Inside the STAR Study
The STAR Study is the largest and most ethnically diverse atropine study to date, evaluating 0.01% and 0.03% atropine versus placebo in more than 800 children across three countries. Key findings showed both concentrations reduced myopia progression, with an average reduction of about 21%. Notably, 0.03% did not outperform 0.01%, differing from ATOM and LAMP. Axial length data was not published, leaving important questions unanswered for clinicians who rely on biometric outcomes. Nonetheless, the study confirmed atropine’s effectiveness.

Why the STAR Study Results Surprised the Myopia-Control Community
Several aspects diverged from expectations. First, STAR showed no clear dose-dependent pattern in the overall population, which differs from the consistent findings in ATOM and LAMP. Second, only children of Asian descent demonstrated the expected dose-dependent behavior, highlighting the importance of diverse populations in clinical research. Third, the omission of axial length data raised questions about study design rather than atropine’s performance.
How Clinicians Should Approach Atropine Today
All three clinicians emphasized that atropine remains a powerful, evidence-based tool despite its current regulatory status. Dr. Wallace-Tucker often begins treatment at 0.05%, a concentration supported by strong research and successful real-world outcomes. Follow-up includes a 1-month tolerance check and, when available, biannual monitoring of refraction and axial length. Both clinicians agreed that biometry is helpful but should not prevent a practitioner from treating a child who is progressing.
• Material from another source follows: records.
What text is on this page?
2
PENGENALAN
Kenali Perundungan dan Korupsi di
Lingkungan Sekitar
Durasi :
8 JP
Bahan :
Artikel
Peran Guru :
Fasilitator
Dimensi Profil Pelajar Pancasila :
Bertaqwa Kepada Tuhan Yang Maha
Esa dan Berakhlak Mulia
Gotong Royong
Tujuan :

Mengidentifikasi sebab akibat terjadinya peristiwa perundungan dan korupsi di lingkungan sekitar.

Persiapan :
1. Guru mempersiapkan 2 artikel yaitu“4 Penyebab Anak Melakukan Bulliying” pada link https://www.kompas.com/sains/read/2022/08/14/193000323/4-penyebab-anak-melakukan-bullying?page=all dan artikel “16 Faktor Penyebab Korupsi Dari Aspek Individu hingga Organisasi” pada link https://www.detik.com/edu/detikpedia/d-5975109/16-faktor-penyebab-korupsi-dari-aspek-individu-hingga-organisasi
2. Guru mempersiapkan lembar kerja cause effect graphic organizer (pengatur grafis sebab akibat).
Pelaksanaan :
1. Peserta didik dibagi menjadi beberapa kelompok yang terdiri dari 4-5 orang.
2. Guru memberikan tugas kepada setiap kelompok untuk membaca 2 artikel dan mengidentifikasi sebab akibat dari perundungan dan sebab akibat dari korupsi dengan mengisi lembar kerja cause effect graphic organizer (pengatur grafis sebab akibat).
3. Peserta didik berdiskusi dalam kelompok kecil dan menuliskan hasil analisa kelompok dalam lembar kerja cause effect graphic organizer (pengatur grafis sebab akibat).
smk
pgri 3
Practical Protocols From the Experts
Dr. Wallace-Tucker’s protocol includes identifying appropriate candidates, training parents in drop instillation, completing a 1-month tolerance visit, and monitoring every six months.
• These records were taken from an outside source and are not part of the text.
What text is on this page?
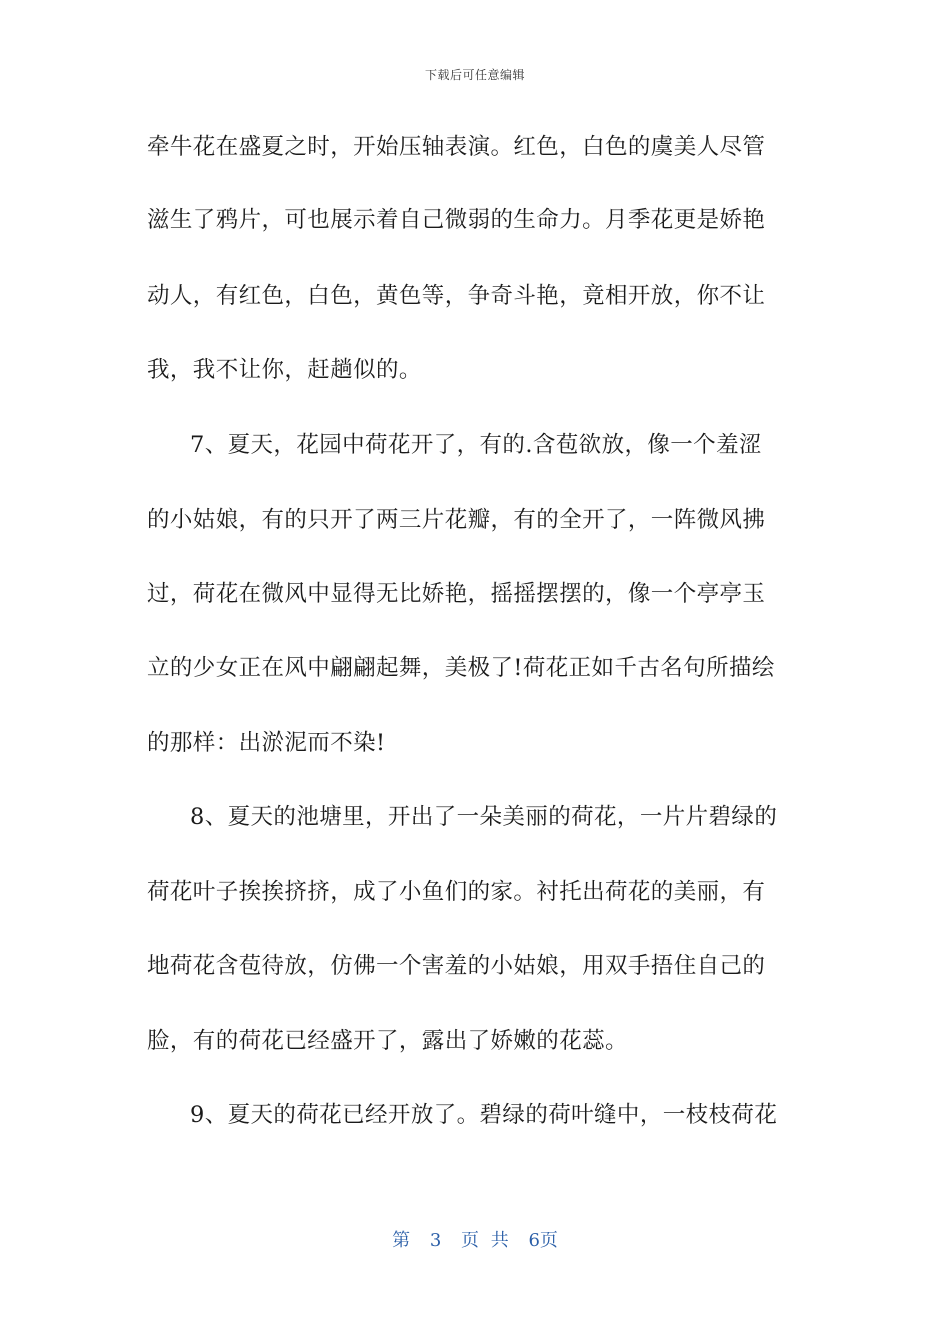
下载后可任意编辑
牵牛花在盛夏之时，开始压轴表演。红色，白色的虞美人尽管
滋生了鸦片，可也展示着自己微弱的生命力。月季花更是娇艳
动人，有红色，白色，黄色等，争奇斗艳，竟相开放，你不让
我，我不让你，赶趟似的。
7、夏天，花园中荷花开了，有的.含苞欲放，像一个羞涩
的小姑娘，有的只开了两三片花瓣，有的全开了，一阵微风拂
过，荷花在微风中显得无比娇艳，摇摇摆摆的，像一个亭亭玉
立的少女正在风中翩翩起舞，美极了!荷花正如千古名句所描绘
的那样：出淤泥而不染!
8、夏天的池塘里，开出了一朵美丽的荷花，一片片碧绿的
荷花叶子挨挨挤挤，成了小鱼们的家。衬托出荷花的美丽，有
地荷花含苞待放，仿佛一个害羞的小姑娘，用双手捂住自己的
脸，有的荷花已经盛开了，露出了娇嫩的花蕊。
9、夏天的荷花已经开放了。碧绿的荷叶缝中，一枝枝荷花
第 3 页 共 6页
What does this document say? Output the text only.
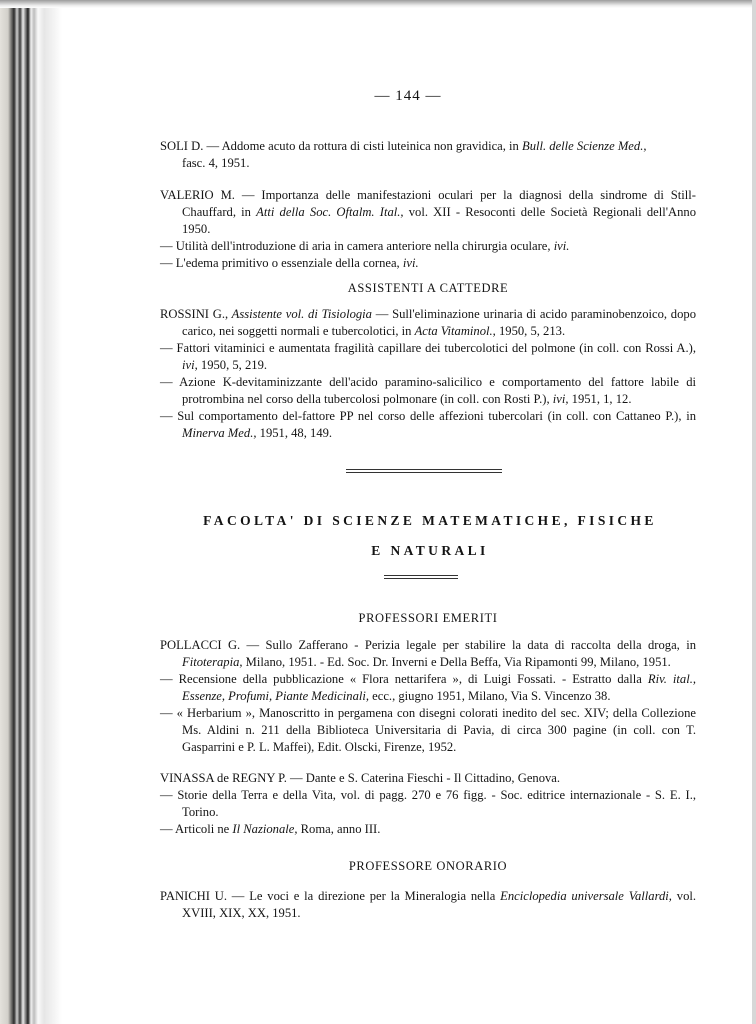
— 144 —

SOLI D. — Addome acuto da rottura di cisti luteinica non gravidica, in Bull. delle Scienze Med.,
fasc. 4, 1951.

VALERIO M. — Importanza delle manifestazioni oculari per la diagnosi della sindrome di Still-Chauffard, in Atti della Soc. Oftalm. Ital., vol. XII - Resoconti delle Società Regionali dell'Anno 1950.

— Utilità dell'introduzione di aria in camera anteriore nella chirurgia oculare, ivi.

— L'edema primitivo o essenziale della cornea, ivi.

ASSISTENTI A CATTEDRE

ROSSINI G., Assistente vol. di Tisiologia — Sull'eliminazione urinaria di acido paraminobenzoico, dopo carico, nei soggetti normali e tubercolotici, in Acta Vitaminol., 1950, 5, 213.

— Fattori vitaminici e aumentata fragilità capillare dei tubercolotici del polmone (in coll. con Rossi A.), ivi, 1950, 5, 219.

— Azione K-devitaminizzante dell'acido paramino-salicilico e comportamento del fattore labile di protrombina nel corso della tubercolosi polmonare (in coll. con Rosti P.), ivi, 1951, 1, 12.

— Sul comportamento del-fattore PP nel corso delle affezioni tubercolari (in coll. con Cattaneo P.), in Minerva Med., 1951, 48, 149.

FACOLTA' DI SCIENZE MATEMATICHE, FISICHE
E NATURALI
PROFESSORI EMERITI

POLLACCI G. — Sullo Zafferano - Perizia legale per stabilire la data di raccolta della droga, in Fitoterapia, Milano, 1951. - Ed. Soc. Dr. Inverni e Della Beffa, Via Ripamonti 99, Milano, 1951.

— Recensione della pubblicazione « Flora nettarifera », di Luigi Fossati. - Estratto dalla Riv. ital., Essenze, Profumi, Piante Medicinali, ecc., giugno 1951, Milano, Via S. Vincenzo 38.

— « Herbarium », Manoscritto in pergamena con disegni colorati inedito del sec. XIV; della Collezione Ms. Aldini n. 211 della Biblioteca Universitaria di Pavia, di circa 300 pagine (in coll. con T. Gasparrini e P. L. Maffei), Edit. Olscki, Firenze, 1952.

VINASSA de REGNY P. — Dante e S. Caterina Fieschi - Il Cittadino, Genova.

— Storie della Terra e della Vita, vol. di pagg. 270 e 76 figg. - Soc. editrice internazionale - S. E. I., Torino.

— Articoli ne Il Nazionale, Roma, anno III.

PROFESSORE ONORARIO

PANICHI U. — Le voci e la direzione per la Mineralogia nella Enciclopedia universale Vallardi, vol. XVIII, XIX, XX, 1951.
Dr. Lyerly’s approach emphasizes presenting all modalities—glasses, contacts, ortho-k, atropine, and lifestyle changes—and empowering families through shared decision-making.
The Bigger Picture: Individualized Myopia Control
A central theme across the discussion was the importance of personalization. With FDA-approved glasses, FDA-approved contacts, ortho-k, lifestyle changes, and atropine, clinicians have more tools than ever to tailor treatment to each child’s unique needs. As Dr. Wallace-Tucker noted, “Whatever you’re doing, individualize it for the person sitting in your chair.”
The STAR Study represents an important milestone in understanding atropine’s role in pediatric myopia. While low-dose atropine, not FDA approved, remains the current regulatory status, decades of evidence and clinical success affirm its continued value. When combined with FDA-approved glasses, FDA-approved contact lenses, ortho-k, and lifestyle strategies, atropine remains a cornerstone in individualized myopia control. Clinicians can confidently continue to use atropine while further data develops.